The arcade also provides fuel for its patrons — barbecue rib sandwiches, cheeseburgers on a pretzel bun, bacon chicken club sandwich, cheesesteaks, ice cream and other snacks.
If the Platte City location takes off, the partners plan to open another GCW Retro-Cade Arcade in the Zona Rosa area.
Vietnamese-French bistro opens in Midtown
For several months in 2011, Spike Nguyen had a sideline his wife Jessie knew nothing about.
He had worked as finance director for a Shawnee car dealership for 13 years before contracting with a Columbia, Mo., car dealership that wanted him to relocate permanently.
But he didn’t want to move his young family. So he came up with a plan.
Nguyen had long had a passion for Vietnamese cuisine and even trained with a chef when he was 21 with the idea of some day opening his own restaurant.
Later he installed a commercial kitchen in his Shawnee home so he could whip up specialties for his friends and family on the weekends — anywhere from 6 to 25 people. A sign in the kitchen still says Spike’s Bar & Restaurant.
When the Columbia contract ended, he told his wife he was working on another project. She just assumed it was in finance. Instead he took over a restaurant space at 1447 Independence Ave. and spent several months remodeling the spot for a Pho’ Hoa Noodle Soup franchise.
“Jessie was shocked when I told her. She almost kicked me out of the house,” Nguyen says with a chuckle. “Things didn’t go smoothly the first year, we had to streamline our process and patiently wait for the customers. But now she loves it. She’s more motivated than I am and the one who pushed me to open a second location.”
They opened a Pho’ Hoa Noodle Soup in 2011. In April, they opened a second location, this one their own concept called iPho Tower Vietnamese-French Bistro at 3623 Broadway.

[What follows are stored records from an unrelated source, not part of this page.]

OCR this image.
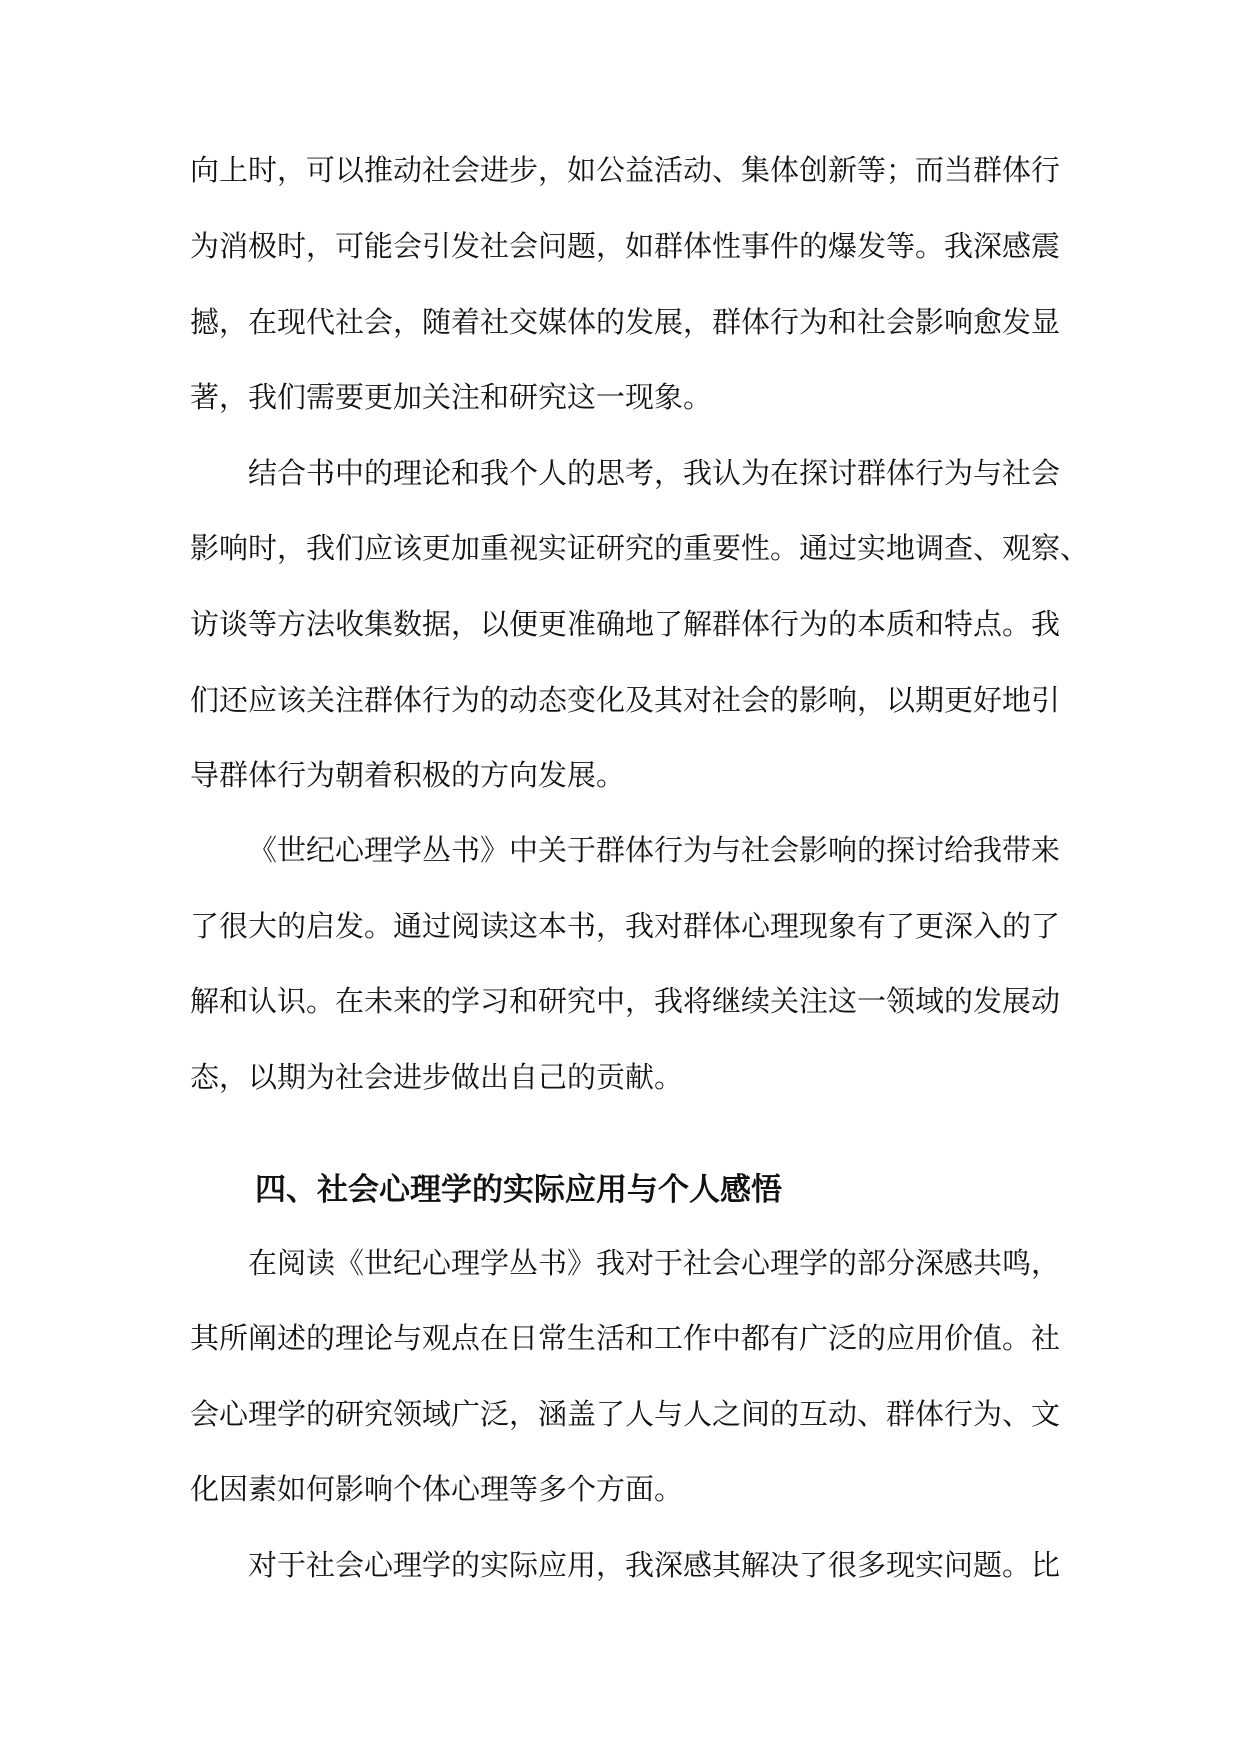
向上时，可以推动社会进步，如公益活动、集体创新等；而当群体行

为消极时，可能会引发社会问题，如群体性事件的爆发等。我深感震

撼，在现代社会，随着社交媒体的发展，群体行为和社会影响愈发显

著，我们需要更加关注和研究这一现象。

结合书中的理论和我个人的思考，我认为在探讨群体行为与社会

影响时，我们应该更加重视实证研究的重要性。通过实地调查、观察、

访谈等方法收集数据，以便更准确地了解群体行为的本质和特点。我

们还应该关注群体行为的动态变化及其对社会的影响，以期更好地引

导群体行为朝着积极的方向发展。

《世纪心理学丛书》中关于群体行为与社会影响的探讨给我带来

了很大的启发。通过阅读这本书，我对群体心理现象有了更深入的了

解和认识。在未来的学习和研究中，我将继续关注这一领域的发展动

态，以期为社会进步做出自己的贡献。

四、社会心理学的实际应用与个人感悟

在阅读《世纪心理学丛书》我对于社会心理学的部分深感共鸣，

其所阐述的理论与观点在日常生活和工作中都有广泛的应用价值。社

会心理学的研究领域广泛，涵盖了人与人之间的互动、群体行为、文

化因素如何影响个体心理等多个方面。

对于社会心理学的实际应用，我深感其解决了很多现实问题。比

iPho, with a more contemporary decor and Vietnamese/French fusion menu, has been so popular the couple decided to convert the Independence restaurant to the iPho concept. Menu items include rice plates, vermicelli, pho, and Bahn Mi sandwiches. French fusion items include beef stew, shaken beef and pork and shrimp crepes.
The couple’s children Valerie, 17, and Nathan, 7, help out at the locations. While Valerie plans to be a dentist, Nathan is considering a career as an entrepreneur.
“He said, ‘Why did you open a second restaurant? Did you want to double your income?’ I was shocked and happy at the same time,” Nguyen said. “He is aware of his environment and picking up on that.”